Stephan Micus Life
Stephan Micus – Life Hörbericht:
- Label: ECM Records – ECM 1897
- Genre: Folk, World, Ambient
- Released: 18. Oktober 2004
- Amazon Link: Stephan Micus – Life
Life ist ein außergewöhnliches Werk des deutschen Multiinstrumentalisten Stephan Micus. Seit über vier Jahrzehnten entwickelt Micus eine eigene musikalische Sprache, indem er traditionelle Instrumente aus aller Welt sammelt und in völlig neue klangliche Kontexte stellt. Seine Musik entzieht sich jeder einfachen Kategorisierung – sie ist eine Reise zwischen Weltmusik, meditativer Stille und atmosphärischem Folk.
Konzept: Eine musikalische Meditation über das Dasein
Wie der Titel bereits andeutet, ist dieses Album eine tiefe Reflexion über das Leben als kontinuierlicher Fluss. Micus betrachtet das menschliche Dasein als ein Netzwerk von Erfahrungen, das durch unterschiedlichste kulturelle Einflüsse geformt wird. Dabei begegnet er den Instrumenten fremder Kulturen mit höchstem Respekt, ohne jedoch ihre traditionellen Spielweisen strikt zu kopieren.

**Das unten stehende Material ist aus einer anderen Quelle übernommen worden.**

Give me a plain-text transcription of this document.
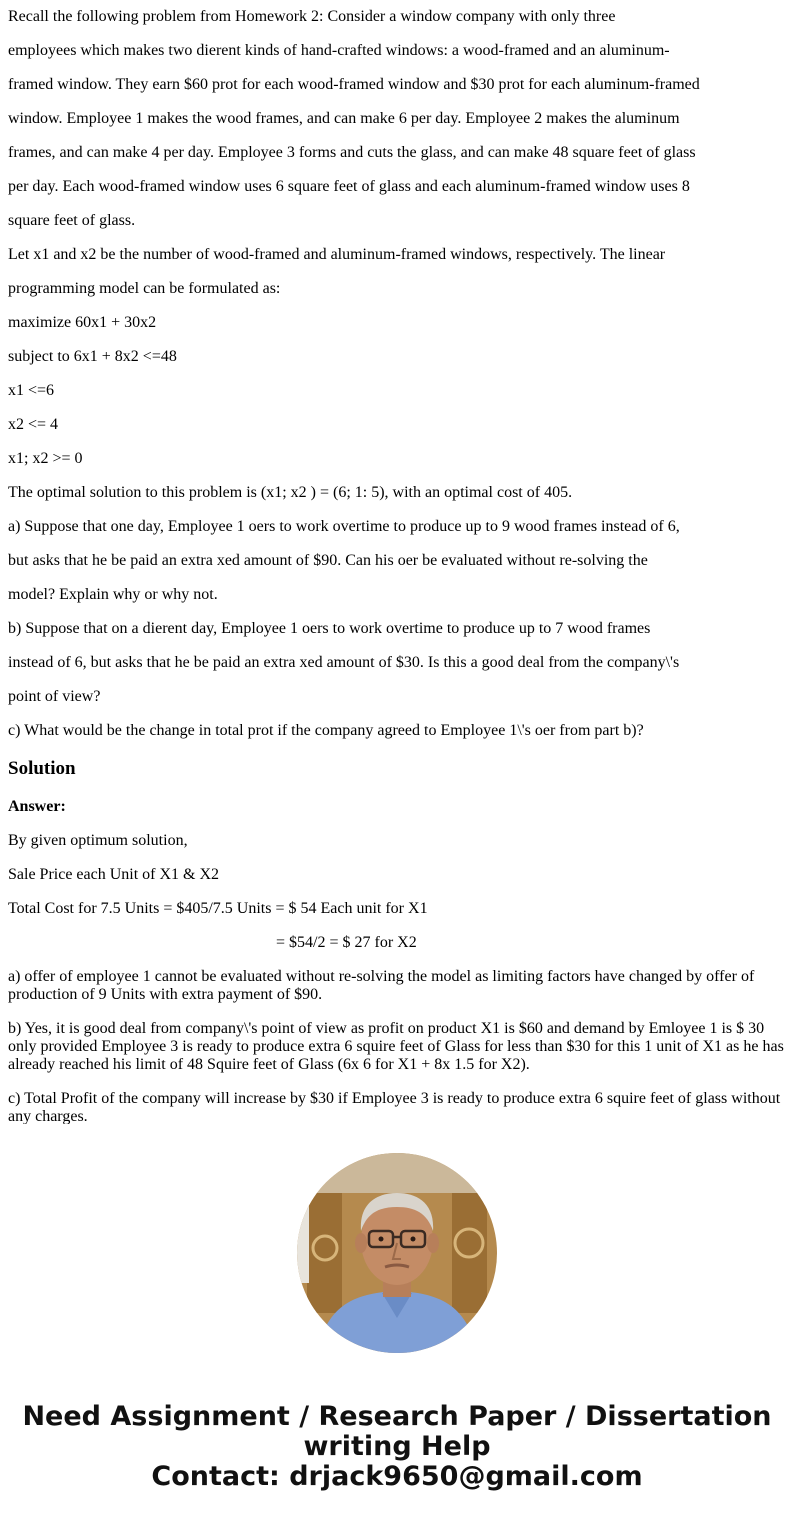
Recall the following problem from Homework 2: Consider a window company with only three
employees which makes two dierent kinds of hand-crafted windows: a wood-framed and an aluminum-
framed window. They earn $60 prot for each wood-framed window and $30 prot for each aluminum-framed
window. Employee 1 makes the wood frames, and can make 6 per day. Employee 2 makes the aluminum
frames, and can make 4 per day. Employee 3 forms and cuts the glass, and can make 48 square feet of glass
per day. Each wood-framed window uses 6 square feet of glass and each aluminum-framed window uses 8
square feet of glass.
Let x1 and x2 be the number of wood-framed and aluminum-framed windows, respectively. The linear
programming model can be formulated as:
maximize 60x1 + 30x2
subject to 6x1 + 8x2 <=48
x1 <=6
x2 <= 4
x1; x2 >= 0
The optimal solution to this problem is (x1; x2 ) = (6; 1: 5), with an optimal cost of 405.
a) Suppose that one day, Employee 1 oers to work overtime to produce up to 9 wood frames instead of 6,
but asks that he be paid an extra xed amount of $90. Can his oer be evaluated without re-solving the
model? Explain why or why not.
b) Suppose that on a dierent day, Employee 1 oers to work overtime to produce up to 7 wood frames
instead of 6, but asks that he be paid an extra xed amount of $30. Is this a good deal from the company\'s
point of view?
c) What would be the change in total prot if the company agreed to Employee 1\'s oer from part b)?
Solution
Answer:
By given optimum solution,
Sale Price each Unit of X1 & X2
Total Cost for 7.5 Units = $405/7.5 Units = $ 54 Each unit for X1
= $54/2 = $ 27 for X2

a) offer of employee 1 cannot be evaluated without re-solving the model as limiting factors have changed by offer of production of 9 Units with extra payment of $90.

b) Yes, it is good deal from company\'s point of view as profit on product X1 is $60 and demand by Emloyee 1 is $ 30 only provided Employee 3 is ready to produce extra 6 squire feet of Glass for less than $30 for this 1 unit of X1 as he has already reached his limit of 48 Squire feet of Glass (6x 6 for X1 + 8x 1.5 for X2).

c) Total Profit of the company will increase by $30 if Employee 3 is ready to produce extra 6 squire feet of glass without any charges.

Need Assignment / Research Paper / Dissertation
writing Help
Contact: drjack9650@gmail.com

Er schafft einen Dialog zwischen Vergangenheit und Gegenwart, zwischen Stille und Bewegung.
Instrumentierung: Die Welt in einem Raum
Micus ist dafür bekannt, seltene und exotische Instrumente meisterhaft zu kombinieren. Auf Life webt er eine dichte Klangpalette aus:
- Genbri: Ein nordafrikanisches Saiteninstrument für erdige, sonore Töne.
- Shakuhachi & Suling: Bambusflöten aus Japan und Indonesien für spirituelle, atmende Klänge.
- Zampoña: Südamerikanische Panflöten für luftige, melodische Akzente.
- Bagana: Die äthiopische Leier, die oft das rhythmische und narrative Fundament bildet.
Durch das Übereinanderlegen vieler Spuren erzeugt Micus – der im Studio alles allein einspielt – einen fast orchestralen Klang, der dennoch eine zutiefst persönliche und intime Atmosphäre bewahrt.
Produktion: Die typische ECM-Transparenz
Typisch für ECM ist die Produktion kristallklar und transparent. Jedes Instrument erhält seinen eigenen Raum im Klangbild. Diese Detailtreue ist ein Fest für jede High-End-Anlage: Selbst feinste Nuancen des Atems bei den Flöten oder das Zupfen der Saiten werden in ihrer vollen Dynamik eingefangen. Es ist Musik, die zum Innehalten einlädt und den Hörer aus der Hektik des Alltags entführt.
Trackliste & Analyse:
- Narration One And The Master’s Question (14:26): Ein ritueller Opener mit Bagana-Lyra, tibetischen Chimes und japanischer Sho. Meditativ und tiefgründig.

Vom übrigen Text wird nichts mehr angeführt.